Les levées de fonds dans le capital investissement enrayent leur chute
Est-ce le signe d’une reprise? Tandis que le léger regain de vigueur sur le marché du LBO, observé à la fin de l’an dernier, semble se confirmer, les levées de fonds dans le capital-investissement (LBO, capital-développement et capital-risque) semblent avoir atteint, elles aussi, un plancher. En témoignent les chiffres publiés par Preqin: 50,4 milliards de dollars ont été collectés au premier trimestre, un montant légèrement supérieur à celui du trimestre précédent (48 milliards). Ce dernier avait en outre affiché le plus faible chiffre depuis… six ans.
Une fois n’est pas coutume, avec 11 milliards de collecte, le capital-risque (venture) fait quasiment jeu égal avec le LBO (13 milliards). Cela s’explique aisément par la frilosité des banques à financer des opérations à effet de levier significatives, même si l’on note un retour relatif de ces établissements depuis le début de l’année.
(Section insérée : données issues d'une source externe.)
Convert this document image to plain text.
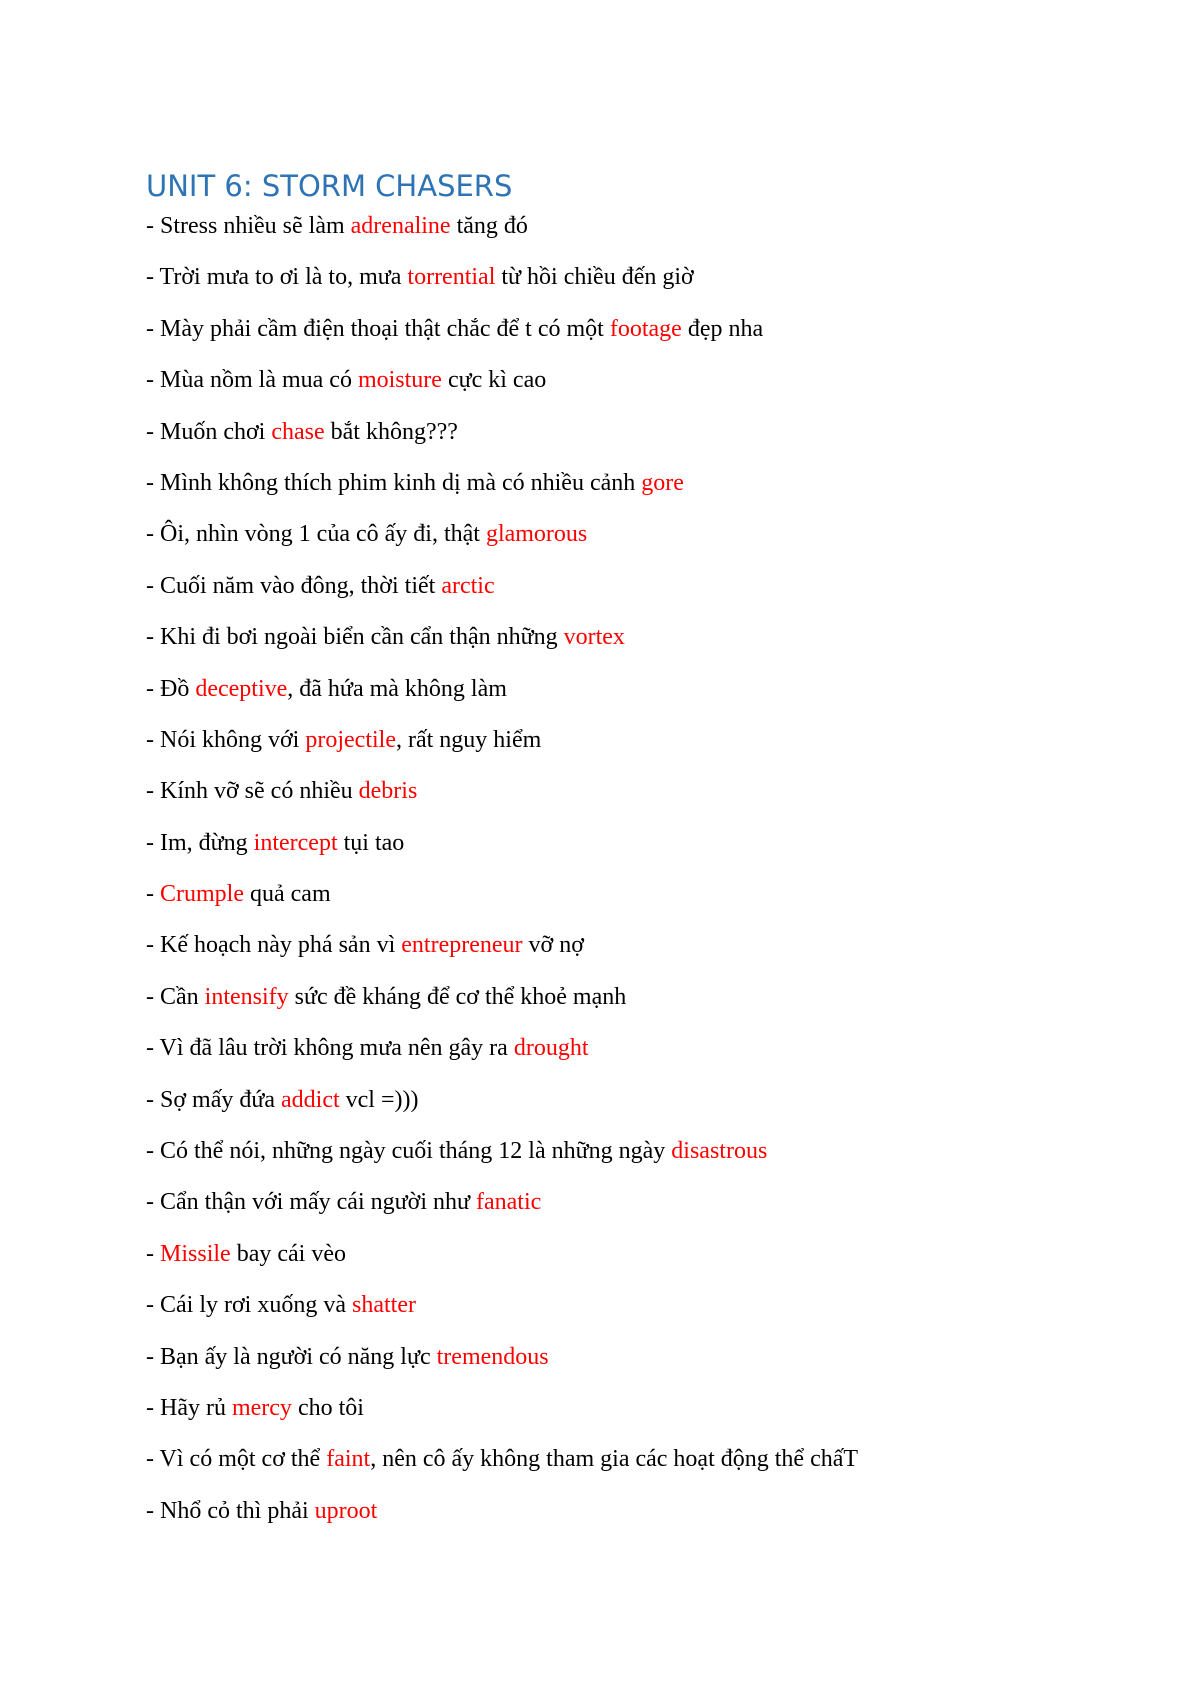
UNIT 6: STORM CHASERS
- Stress nhiều sẽ làm adrenaline tăng đó
- Trời mưa to ơi là to, mưa torrential từ hồi chiều đến giờ
- Mày phải cầm điện thoại thật chắc để t có một footage đẹp nha
- Mùa nồm là mua có moisture cực kì cao
- Muốn chơi chase bắt không???
- Mình không thích phim kinh dị mà có nhiều cảnh gore
- Ôi, nhìn vòng 1 của cô ấy đi, thật glamorous
- Cuối năm vào đông, thời tiết arctic
- Khi đi bơi ngoài biển cần cẩn thận những vortex
- Đồ deceptive, đã hứa mà không làm
- Nói không với projectile, rất nguy hiểm
- Kính vỡ sẽ có nhiều debris
- Im, đừng intercept tụi tao
- Crumple quả cam
- Kế hoạch này phá sản vì entrepreneur vỡ nợ
- Cần intensify sức đề kháng để cơ thể khoẻ mạnh
- Vì đã lâu trời không mưa nên gây ra drought
- Sợ mấy đứa addict vcl =)))
- Có thể nói, những ngày cuối tháng 12 là những ngày disastrous
- Cẩn thận với mấy cái người như fanatic
- Missile bay cái vèo
- Cái ly rơi xuống và shatter
- Bạn ấy là người có năng lực tremendous
- Hãy rủ mercy cho tôi
- Vì có một cơ thể faint, nên cô ấy không tham gia các hoạt động thể chấT
- Nhổ cỏ thì phải uproot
Cette tendance se remarque surtout en Europe, ce que les chiffres de Preqin confirment: les montants levés pour le LBO sur le Vieux Continent représentent plus du double des Etats-Unis (7 contre 3,3 milliards).
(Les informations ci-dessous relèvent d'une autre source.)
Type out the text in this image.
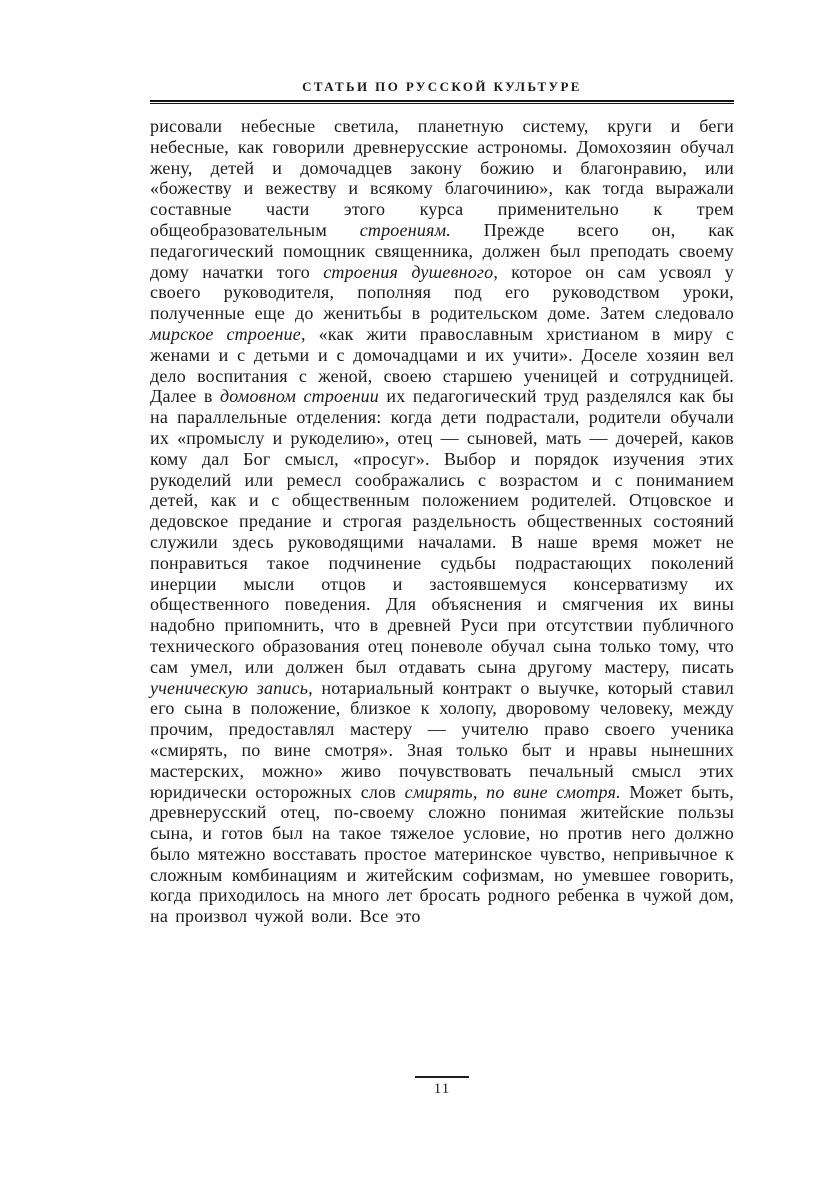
СТАТЬИ ПО РУССКОЙ КУЛЬТУРЕ

рисовали небесные светила, планетную систему, круги и беги небесные, как говорили древнерусские астрономы. Домохозяин обучал жену, детей и домочадцев закону божию и благонравию, или «божеству и вежеству и всякому благочинию», как тогда выражали составные части этого курса применительно к трем общеобразовательным строениям. Прежде всего он, как педагогический помощник священника, должен был преподать своему дому начатки того строения душевного, которое он сам усвоял у своего руководителя, пополняя под его руководством уроки, полученные еще до женитьбы в родительском доме. Затем следовало мирское строение, «как жити православным христианом в миру с женами и с детьми и с домочадцами и их учити». Доселе хозяин вел дело воспитания с женой, своею старшею ученицей и сотрудницей. Далее в домовном строении их педагогический труд разделялся как бы на параллельные отделения: когда дети подрастали, родители обучали их «промыслу и рукоделию», отец — сыновей, мать — дочерей, каков кому дал Бог смысл, «просуг». Выбор и порядок изучения этих рукоделий или ремесл соображались с возрастом и с пониманием детей, как и с общественным положением родителей. Отцовское и дедовское предание и строгая раздельность общественных состояний служили здесь руководящими началами. В наше время может не понравиться такое подчинение судьбы подрастающих поколений инерции мысли отцов и застоявшемуся консерватизму их общественного поведения. Для объяснения и смягчения их вины надобно припомнить, что в древней Руси при отсутствии публичного технического образования отец поневоле обучал сына только тому, что сам умел, или должен был отдавать сына другому мастеру, писать ученическую запись, нотариальный контракт о выучке, который ставил его сына в положение, близкое к холопу, дворовому человеку, между прочим, предоставлял мастеру — учителю право своего ученика «смирять, по вине смотря». Зная только быт и нравы нынешних мастерских, можно» живо почувствовать печальный смысл этих юридически осторожных слов смирять, по вине смотря. Может быть, древнерусский отец, по-своему сложно понимая житейские пользы сына, и готов был на такое тяжелое условие, но против него должно было мятежно восставать простое материнское чувство, непривычное к сложным комбинациям и житейским софизмам, но умевшее говорить, когда приходилось на много лет бросать родного ребенка в чужой дом, на произвол чужой воли. Все это

11
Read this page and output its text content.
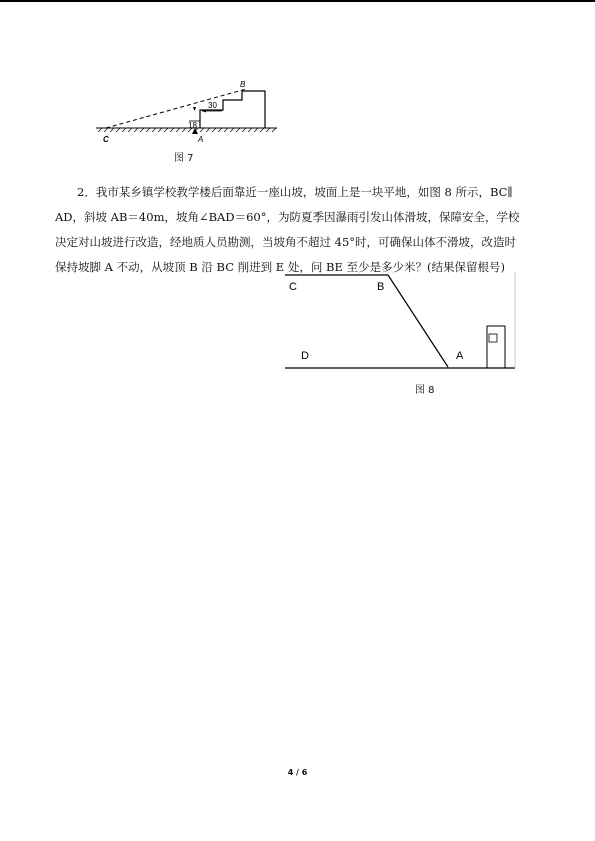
B
C	A
30
18
图 7
2．我市某乡镇学校教学楼后面靠近一座山坡，坡面上是一块平地，如图 8 所示，BC∥
AD，斜坡 AB＝40m，坡角∠BAD＝60°，为防夏季因瀑雨引发山体滑坡，保障安全，学校
决定对山坡进行改造，经地质人员勘测，当坡角不超过 45°时，可确保山体不滑坡，改造时
保持坡脚 A 不动，从坡顶 B 沿 BC 削进到 E 处，问 BE 至少是多少米？(结果保留根号)
C	B
D	A
图 8
4 / 6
Au total, à fin mars, 1.562 fonds sont en cours de collecte, pour un objectif cumulé de 636 milliards de dollars, soit 8% de moins qu’en janvier. Il est bien entendu trop tôt pour conclure à un retour massif des investisseurs vers cette classe d’actifs. Les montants levés avaient déjà progressé au deuxième trimestre 2009 (à 88 milliards de dollars, contre 76 milliards début 2009), avant de chuter ensuite à nouveau lourdement au troisième trimestre (à 57 milliards). En outre, le temps nécessaire aux gérants pour collecter leurs fonds continue d’augmenter. En moyenne, 18,6 mois ont été nécessaires aux véhicules millésimés 2009. En 2010, pour l’instant, le délai est passé à 19,1 mois.
L’avenir est d’autant moins certain que le marché reste sous la menace de l’adoption aux Etats-Unis des règles Volcker qui veulent interdire aux principales banques américaines de faire de la gestion alternative pour leur propre compte. L’adoption de telles mesures aurait d’abord un impact sur l’activité d’investissement direct de ces établissements dans des entreprises, mais aussi sur leur volonté d’investir dans des fonds, en tant que clients institutionnels des firmes de private equity.